Extract multiple strings from a long string efficiently in Javascript

606 Views Asked by At

I am trying to extract multiple strings using different patterns from one long string. I have done this successfully using different Regex queries but I feel this is not very efficient. Here is an example of the input string:

const input = ....Number of students: 5...[New]Break at 1:45 pm\nStudents involved are: John, Joseph, Maria\nLunch at 2:00 pm...Activities remaining: long jump, shuffle..

There are three prefixes which are used to extract the data after it:
const prefix1 = Students involved are:
const prefix2 = Activities remaining:
const prefix3 = Number of students:

The only pattern is a newline after each of the above three strings. Example: Students involved are: John, Joseph, Maria\n

I have used the following regex to accomplish this:

const students = input.match(new RegExp(prefix1 + "(.*)"));
const activities = input.match(new RegExp(prefix2 + "(.*)"));
const numOfStudents = input.match(new RegExp(prefix3 + "(.*)"));

Is there a better and more efficient way of accomplishing the above where I have to iterate through the long string only once?

1

There are 1 best solutions below

2
On

You can combine all the three regexs to one, like this: (?<=Number of students: )(?<number>[^\n]+).*?(?<=Students involved are: )(?<students>[^\n]+).*?(?<=Activities remaining: )(?<activities>[^\n]+)/gms

Then by using capture groups you can access all the three values that you want.

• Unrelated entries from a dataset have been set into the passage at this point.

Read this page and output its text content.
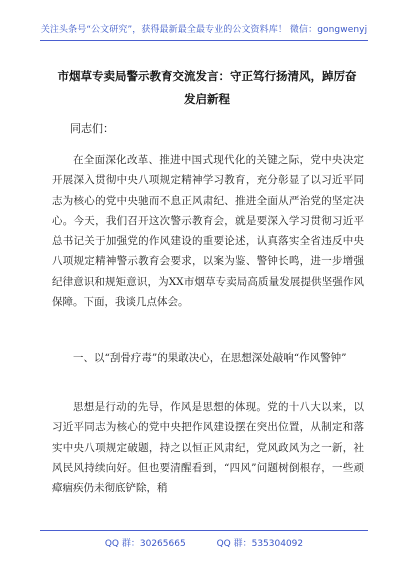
关注头条号“公文研究”，获得最新最全最专业的公文资料库！ 微信：gongwenyj
市烟草专卖局警示教育交流发言：守正笃行扬清风，踔厉奋发启新程
同志们：
在全面深化改革、推进中国式现代化的关键之际，党中央决定开展深入贯彻中央八项规定精神学习教育，充分彰显了以习近平同志为核心的党中央驰而不息正风肃纪、推进全面从严治党的坚定决心。今天，我们召开这次警示教育会，就是要深入学习贯彻习近平总书记关于加强党的作风建设的重要论述，认真落实全省违反中央八项规定精神警示教育会要求，以案为鉴、警钟长鸣，进一步增强纪律意识和规矩意识，为XX市烟草专卖局高质量发展提供坚强作风保障。下面，我谈几点体会。
一、以“刮骨疗毒”的果敢决心，在思想深处敲响“作风警钟”
思想是行动的先导，作风是思想的体现。党的十八大以来，以习近平同志为核心的党中央把作风建设摆在突出位置，从制定和落实中央八项规定破题，持之以恒正风肃纪，党风政风为之一新，社风民风持续向好。但也要清醒看到，“四风”问题树倒根存，一些顽瘴痼疾仍未彻底铲除，稍
QQ 群：30265665	QQ 群：535304092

let s = `const input = ....Number of students: 5...
 at 1:45 pm
Students involved are: John, Joseph, Maria
Lunch at 2:00 pm...Activities remaining: long jump, shuffle..`

let pattern = /(?<=Number of students: )(?<number>[^\n]+).*?(?<=Students involved are: )(?<students>[^\n]+).*?(?<=Activities remaining: )(?<activities>[^\n]+)/gms

let m = pattern.exec(s)

console.log(m.groups.students)
console.log(m.groups.number)
console.log(m.groups.activities)

Since there is no pattern other than a newline after each of the mentioned lines, this will match anything till the newline, so you will need to clean up the matched values though.